How do you feel about this recent pullback in the Bitcoin price? We’re 50% off the all time high of $69,010! What happened? Is Bitcoin going to zero? Is it dead? The answer is no. It’s called volatility and it works both ways, up and down. Funny fact is absolutely nothing has changed with Bitcoin, it is just our human emotional response to the price dropping. It doesn’t feel good and everyone wants to get rich overnight but that’s not how this works. Instead you should be rejoicing at the opportunity to get your hands on cheaper Bitcoin but every bone in our body tells us that THIS SUCKS! How can you buy it now? What if it drops further? We have talked about dollar cost averaging by buying every week or every month - keep doing that. When prices drop like this it is a good opportunity to spend a little extra and really lower your cost basis. This moment is why you worked an extra shift or got those TPS reports done on a Saturday. Don’t let it go to waste!
It is still scary to buy after a big drop thinking it’ll keep falling but you’ll never catch the exact bottom so they say to buy along the way. And honestly if this is really stressing you out you may need to reconsider your position size or your time horizon. I NEVER plan on selling Bitcoin and I’ve gotten used to the volatility so to me and many others this is just noise.

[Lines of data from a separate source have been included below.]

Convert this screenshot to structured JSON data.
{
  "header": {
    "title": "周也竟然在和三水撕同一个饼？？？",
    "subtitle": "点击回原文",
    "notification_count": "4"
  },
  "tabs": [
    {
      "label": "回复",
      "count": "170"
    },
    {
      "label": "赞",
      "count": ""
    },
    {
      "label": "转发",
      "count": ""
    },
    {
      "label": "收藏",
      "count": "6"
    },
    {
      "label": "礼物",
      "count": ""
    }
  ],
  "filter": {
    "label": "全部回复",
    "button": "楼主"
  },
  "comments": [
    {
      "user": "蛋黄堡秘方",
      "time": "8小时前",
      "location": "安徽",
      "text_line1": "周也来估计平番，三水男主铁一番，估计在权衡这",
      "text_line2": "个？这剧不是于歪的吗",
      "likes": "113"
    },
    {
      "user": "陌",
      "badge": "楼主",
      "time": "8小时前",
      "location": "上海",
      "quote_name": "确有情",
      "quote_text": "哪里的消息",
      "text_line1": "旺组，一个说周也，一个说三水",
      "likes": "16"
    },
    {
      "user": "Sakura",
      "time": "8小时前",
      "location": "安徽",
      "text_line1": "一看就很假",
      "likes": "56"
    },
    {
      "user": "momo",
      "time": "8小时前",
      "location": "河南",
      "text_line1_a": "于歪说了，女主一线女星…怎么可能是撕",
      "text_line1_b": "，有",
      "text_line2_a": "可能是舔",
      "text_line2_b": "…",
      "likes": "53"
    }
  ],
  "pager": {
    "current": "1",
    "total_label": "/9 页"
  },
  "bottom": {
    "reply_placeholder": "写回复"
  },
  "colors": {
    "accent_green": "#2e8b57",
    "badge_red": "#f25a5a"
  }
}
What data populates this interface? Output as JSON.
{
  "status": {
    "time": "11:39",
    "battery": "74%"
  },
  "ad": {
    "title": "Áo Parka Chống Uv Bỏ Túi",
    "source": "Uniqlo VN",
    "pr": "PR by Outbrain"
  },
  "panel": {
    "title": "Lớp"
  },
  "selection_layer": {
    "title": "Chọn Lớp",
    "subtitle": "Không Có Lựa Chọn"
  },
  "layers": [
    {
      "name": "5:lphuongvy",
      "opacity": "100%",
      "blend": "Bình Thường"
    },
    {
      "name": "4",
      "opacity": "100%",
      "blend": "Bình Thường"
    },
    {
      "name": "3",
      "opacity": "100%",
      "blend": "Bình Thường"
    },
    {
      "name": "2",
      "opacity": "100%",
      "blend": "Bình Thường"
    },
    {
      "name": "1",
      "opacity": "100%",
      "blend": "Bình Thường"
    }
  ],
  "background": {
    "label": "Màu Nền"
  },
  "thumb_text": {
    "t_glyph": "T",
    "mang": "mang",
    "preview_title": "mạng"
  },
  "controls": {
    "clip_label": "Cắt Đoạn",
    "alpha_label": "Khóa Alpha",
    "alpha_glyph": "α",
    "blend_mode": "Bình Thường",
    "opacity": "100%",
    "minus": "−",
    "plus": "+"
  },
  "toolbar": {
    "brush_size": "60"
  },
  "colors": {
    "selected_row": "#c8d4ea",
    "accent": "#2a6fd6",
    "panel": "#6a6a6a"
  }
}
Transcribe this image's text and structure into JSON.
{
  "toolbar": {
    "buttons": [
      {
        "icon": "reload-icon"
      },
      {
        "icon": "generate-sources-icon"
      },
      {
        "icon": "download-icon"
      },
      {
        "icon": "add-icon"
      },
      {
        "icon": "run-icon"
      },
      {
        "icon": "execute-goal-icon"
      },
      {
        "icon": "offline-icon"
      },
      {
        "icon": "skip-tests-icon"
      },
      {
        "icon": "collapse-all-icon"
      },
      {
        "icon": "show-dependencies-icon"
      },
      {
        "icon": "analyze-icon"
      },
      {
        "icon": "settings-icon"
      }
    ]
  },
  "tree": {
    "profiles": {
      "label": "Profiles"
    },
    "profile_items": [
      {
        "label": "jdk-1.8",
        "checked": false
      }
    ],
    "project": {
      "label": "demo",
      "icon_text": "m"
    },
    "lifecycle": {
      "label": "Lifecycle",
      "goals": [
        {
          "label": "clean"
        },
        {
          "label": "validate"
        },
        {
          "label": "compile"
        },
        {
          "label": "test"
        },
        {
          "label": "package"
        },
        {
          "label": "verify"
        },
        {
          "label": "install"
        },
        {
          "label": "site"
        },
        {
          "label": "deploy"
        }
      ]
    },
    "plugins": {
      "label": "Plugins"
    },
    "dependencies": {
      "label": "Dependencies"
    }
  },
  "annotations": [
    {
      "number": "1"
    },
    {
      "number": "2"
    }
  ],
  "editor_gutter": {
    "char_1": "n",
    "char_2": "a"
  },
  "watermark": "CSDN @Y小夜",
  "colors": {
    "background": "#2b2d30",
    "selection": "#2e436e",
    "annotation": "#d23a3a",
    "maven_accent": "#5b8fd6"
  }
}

When I say that nothing has changed with Bitcoin, I mean it. It is just math and code. Bitcoin doesn’t have emotions and that’s the beautiful thing about it. Can you imagine if a monetary system was affected by the drastic swings in human emotions like greed, fear, and euphoria….. it might look something like our current system. *insert laughing emoji*
Bitcoin continues to produce block after block full of transactions. The issuance rate of new Bitcoin and the max supply hasn’t been affected one bit. Ironically the computational power being directed toward the network (hashrate) hit an all time high this past week. This tells you everything you need to know. The miners are putting forth real capital expenditure to secure the network at an ever increasing rate. The incentives to mine Bitcoin remain strong and as long as this is the case I find it very hard to discredit Bitcoin just because the price is hyper volatile. The volatility is the whole world in real time trying to assign value to the hardest money the world has ever seen.
The real driver of this price drop I believe is more related to the macro economic landscape that we currently find ourselves in. The Federal Reserve is who controls our monetary policy which consists of 7 unelected old white men. The history of the fed is quite fascinating but we can save that for another time. They have a dual-mandate which consists of stable prices and maximum employment. They achieve this through various manners but primarily through adjusting interest rates which have been at ZERO for the better part of the last 14 years. Try and stay with me here - what does this mean? It means borrowing money is historically cheap and can allow credit to expand. The expansion of credit (debt) is the illusion of growth and shows up in the U.S. GDP (economic growth) numbers under consumer spending. Since 2008 the U.S. economy has “grown” by $6T! That sounds great but it took $18T of debt to achieve that. What would that “growth” look like without all the cheap debt? It wouldn’t exist and that is why it is referred to as the illusion of growth.
Back to how this is affecting Bitcoin and all assets for that matter. The Federal Reserves mandate of stable prices is not working with inflation at 40 year highs. The way they combat this is by raising interest rates. This is where they are caught between a rock and a hard place. If they raise interest rates it makes all this cheap money much harder to afford and they risk popping the largest equity bubble the world has ever seen. On the other hand, if they don’t raise interest rates they let inflation run hot and destroy the economy. What a lot of people don’t know is that the Fed is actively still printing money on a monthly basis and it can’t raise interest rates until it stops doing this which is scheduled to end in March. So in short this downturn in everything is just from talking about raising interest rates! Talk about fragile. Give me some more Bitcoin please! Note the downturn in a lot of things, specifically tech, not just Bitcoin. I hope this can help bring a little clarity to the current situation.